[BUG] PPL cannot properly handle fields with mixed keyword and text data types across multiple indices
What is the bug? PPL cannot properly handle fields with mixed keyword and text data types across multiple indices. Currently, when PPL merges field types, it randomly selects one. For example, if the msg field is mapped as both text and keyword across indices, PPL may select keyword. As a result, when PPL attempts to fetch the msg value from doc_values on each shard, it will return null for documents where msg is defined as a text field, since text fields do not have doc_values.

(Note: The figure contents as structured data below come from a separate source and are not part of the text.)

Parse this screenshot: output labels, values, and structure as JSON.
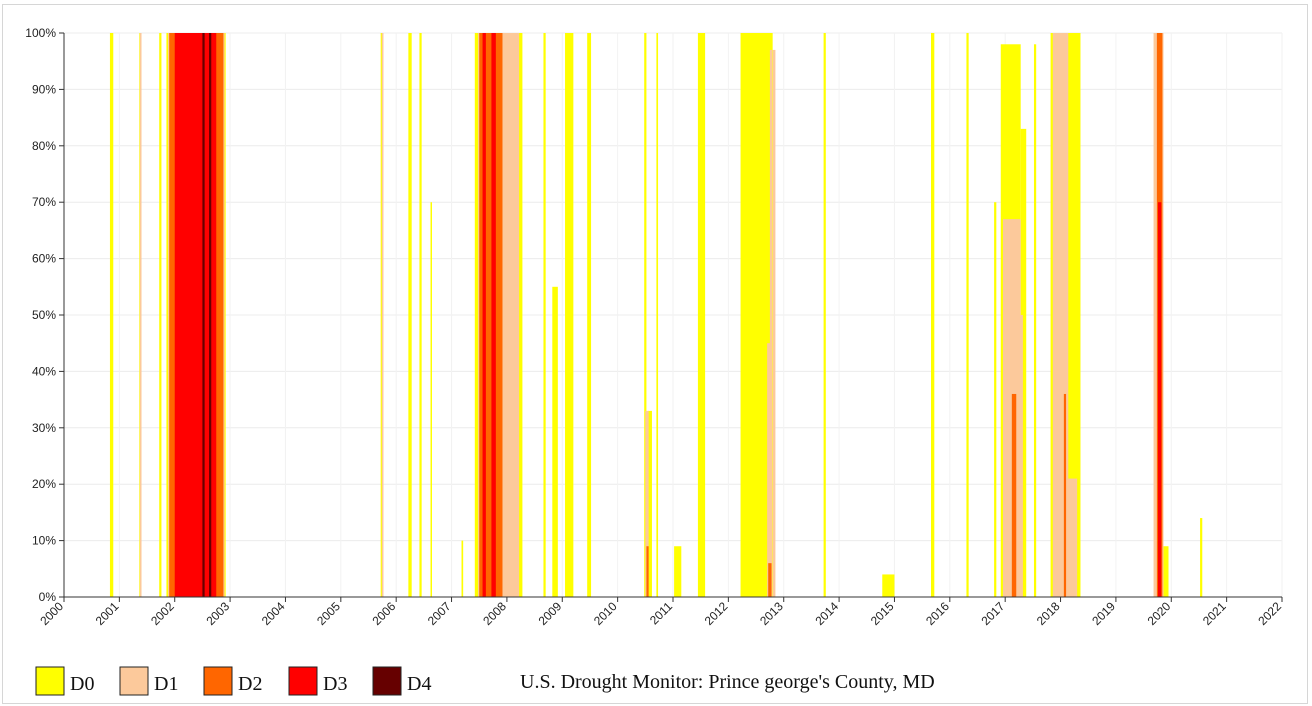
{
  "chart_data": {
    "type": "area",
    "title": "U.S. Drought Monitor: Prince george's County, MD",
    "xlabel": "",
    "ylabel": "",
    "xlim": [
      2000,
      2022
    ],
    "ylim": [
      0,
      100
    ],
    "x_ticks": [
      "2000",
      "2001",
      "2002",
      "2003",
      "2004",
      "2005",
      "2006",
      "2007",
      "2008",
      "2009",
      "2010",
      "2011",
      "2012",
      "2013",
      "2014",
      "2015",
      "2016",
      "2017",
      "2018",
      "2019",
      "2020",
      "2021",
      "2022"
    ],
    "y_ticks": [
      "0%",
      "10%",
      "20%",
      "30%",
      "40%",
      "50%",
      "60%",
      "70%",
      "80%",
      "90%",
      "100%"
    ],
    "grid": true,
    "legend_position": "bottom-left",
    "series": [
      {
        "name": "D0",
        "color": "#ffff00",
        "episodes": [
          [
            2000.83,
            2000.89,
            100
          ],
          [
            2001.36,
            2001.4,
            100
          ],
          [
            2001.72,
            2001.76,
            100
          ],
          [
            2001.85,
            2002.92,
            100
          ],
          [
            2005.72,
            2005.76,
            100
          ],
          [
            2006.22,
            2006.28,
            100
          ],
          [
            2006.42,
            2006.46,
            100
          ],
          [
            2006.62,
            2006.64,
            70
          ],
          [
            2007.18,
            2007.21,
            10
          ],
          [
            2007.42,
            2008.28,
            100
          ],
          [
            2008.66,
            2008.7,
            100
          ],
          [
            2008.82,
            2008.92,
            55
          ],
          [
            2009.05,
            2009.2,
            100
          ],
          [
            2009.45,
            2009.52,
            100
          ],
          [
            2010.48,
            2010.52,
            100
          ],
          [
            2010.55,
            2010.62,
            33
          ],
          [
            2010.7,
            2010.73,
            100
          ],
          [
            2011.02,
            2011.15,
            9
          ],
          [
            2011.45,
            2011.58,
            100
          ],
          [
            2012.22,
            2012.8,
            100
          ],
          [
            2013.72,
            2013.76,
            100
          ],
          [
            2014.78,
            2015.0,
            4
          ],
          [
            2015.66,
            2015.72,
            100
          ],
          [
            2016.3,
            2016.34,
            100
          ],
          [
            2016.8,
            2016.84,
            70
          ],
          [
            2016.92,
            2017.28,
            98
          ],
          [
            2017.28,
            2017.38,
            83
          ],
          [
            2017.52,
            2017.56,
            98
          ],
          [
            2017.82,
            2018.36,
            100
          ],
          [
            2019.7,
            2019.85,
            100
          ],
          [
            2019.85,
            2019.95,
            9
          ],
          [
            2020.52,
            2020.56,
            14
          ]
        ]
      },
      {
        "name": "D1",
        "color": "#fcc99b",
        "episodes": [
          [
            2001.37,
            2001.4,
            100
          ],
          [
            2001.88,
            2002.9,
            100
          ],
          [
            2005.74,
            2005.77,
            100
          ],
          [
            2007.48,
            2008.22,
            100
          ],
          [
            2010.5,
            2010.56,
            33
          ],
          [
            2012.7,
            2012.76,
            45
          ],
          [
            2012.75,
            2012.79,
            97
          ],
          [
            2012.8,
            2012.85,
            97
          ],
          [
            2016.96,
            2017.28,
            67
          ],
          [
            2017.08,
            2017.32,
            50
          ],
          [
            2017.86,
            2018.14,
            100
          ],
          [
            2018.1,
            2018.3,
            21
          ],
          [
            2019.68,
            2019.86,
            100
          ]
        ]
      },
      {
        "name": "D2",
        "color": "#ff6600",
        "episodes": [
          [
            2001.9,
            2002.88,
            100
          ],
          [
            2007.5,
            2007.92,
            100
          ],
          [
            2010.52,
            2010.56,
            9
          ],
          [
            2012.72,
            2012.78,
            6
          ],
          [
            2017.12,
            2017.2,
            36
          ],
          [
            2018.06,
            2018.1,
            36
          ],
          [
            2019.74,
            2019.84,
            100
          ]
        ]
      },
      {
        "name": "D3",
        "color": "#ff0000",
        "episodes": [
          [
            2002.0,
            2002.75,
            100
          ],
          [
            2007.56,
            2007.62,
            100
          ],
          [
            2007.72,
            2007.8,
            100
          ],
          [
            2019.76,
            2019.82,
            70
          ]
        ]
      },
      {
        "name": "D4",
        "color": "#660000",
        "episodes": [
          [
            2002.5,
            2002.54,
            100
          ],
          [
            2002.62,
            2002.66,
            100
          ]
        ]
      }
    ]
  }
}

How can one reproduce the bug?
- Prepare dataset, create 2 indices, msg field type is Text in index1, and keyword in index2.
###
PUT {{baseUrl}}/log00001
Content-Type: application/x-ndjson
{
"mappings": {
"properties": {
"msg": {"type": "text"}
}
}
}
###
PUT {{baseUrl}}/log00002
Content-Type: application/x-ndjson
{
"mappings": {
"properties": {
"msg": {"type": "keyword"}
}
}
}
###
POST {{baseUrl}}/log00001/_bulk
Content-Type: application/x-ndjson
{"index": { "_id": 1 }}
{"msg": "status=200", "index": 1}
###
POST {{baseUrl}}/log00002/_bulk
Content-Type: application/x-ndjson
{"index": { "_id": 1 }}
{"msg": "status=200", "index": 2}
- Run query, we expected get 2 results. but only get 1 results back
### Expected
POST {{baseUrl}}/_plugins/_ppl/
Content-Type: application/x-ndjson
{
"query": "source=log*"
}
"datarows": [
[
"status=200",
1
],
[
"status=200",
2
]
]
### Unexpected
POST {{baseUrl}}/_plugins/_ppl/
Content-Type: application/x-ndjson
{
"query": "source=log* | rex field=msg 'status=(?<statusCode>\\d+)' | where statusCode=200"
}
"datarows": [
[
"status=200",
2,
"200"
]
]
What is the expected behavior? Return 2 results
What is your host/environment?
- OS: [e.g. iOS]
- Version [e.g. 22]: Main
- Plugins
Additional Analysis and Information
The issue arises when executing PPL queries against wildcard indices with conflicting field mappings:
POST {{baseUrl}}/_plugins/_ppl/
Content-Type: application/x-ndjson
{
"query": "source=log* | rex field=msg 'status=(?<statusCode>\\d+)' | where statusCode=200"
}
Expected Result: Multiple matching documents across indicesActual Result: Limited results due to silenced shard failures:
{
"datarows": [
[
"status=200",
2,
"200"
]
]
}
By default, OpenSearch silences partial shard failures and returns available results. To expose the underlying errors, disable partial results:
PUT {{baseUrl}}/_cluster/settings
Content-Type: application/x-ndjson
{
"transient": {
"search.default_allow_partial_results": "false"
}
}
Root Cause Analysis
- Non-Deterministic Mapping Merge
When querying wildcard indices, OpenSearch merges field mappings from all matching indices. The critical issue: when field types conflict, the selection is non-deterministic due to random ordering of the index mapping list. Code Link
- Impact: A field may be treated as int or keyword randomly, depending on which index mapping is processed last
- Calcite Script Engine Optimization Conflict
The Calcite script engine optimizes text field performance by treating them as keywords when multifields are present, accessing doc_values for better performance. Code Link
-
Problem: When the merged mapping indicates keyword type but an index actually has text-only fields, doc_values access fails.
Concrete Example
Index: logs-1
"body": {
"type": "text",
"fields": {
"keyword": {
"type": "keyword",
"ignore_above": 256
}
}
}
Index: logs-2
"body": {
"type": "text",
"norms": false
}
The Problem: Even though both indices define body as text, the presence of multifields in logs-1 causes intermittent failures. During mapping merge:
- If logs-1 mapping is selected → Script engine assumes keyword type available
- Script engine attempts doc_values access for performance
- When processing logs-2 documents → Failure occurs (no keyword field/doc_values)
Action Items apart from bug fix
- Run Integration Tests (ITS) with search.default_allow_partial_results=false to uncover any existing partial shard failure scenarios across the codebase
I will look into it.
@penghuo have any conclusion on this? do we need more discussions?
- Short-term solution: Implement a fast-fail mechanism when incompatible field index types are detected (e.g., keyword vs. text).
- Long-term solution:
- Option 1: Enable PPL to execute the query plan on each shard independently. This allows PPL to tolerate incompatible field index types across indices. For example, in an expression like REX(field=msg, 'status=(?<statusCode>\d+)'), PPL can generate a docValues fetch operation on shards where the field type is keyword, and a _source fetch operation on shards where the field type is text.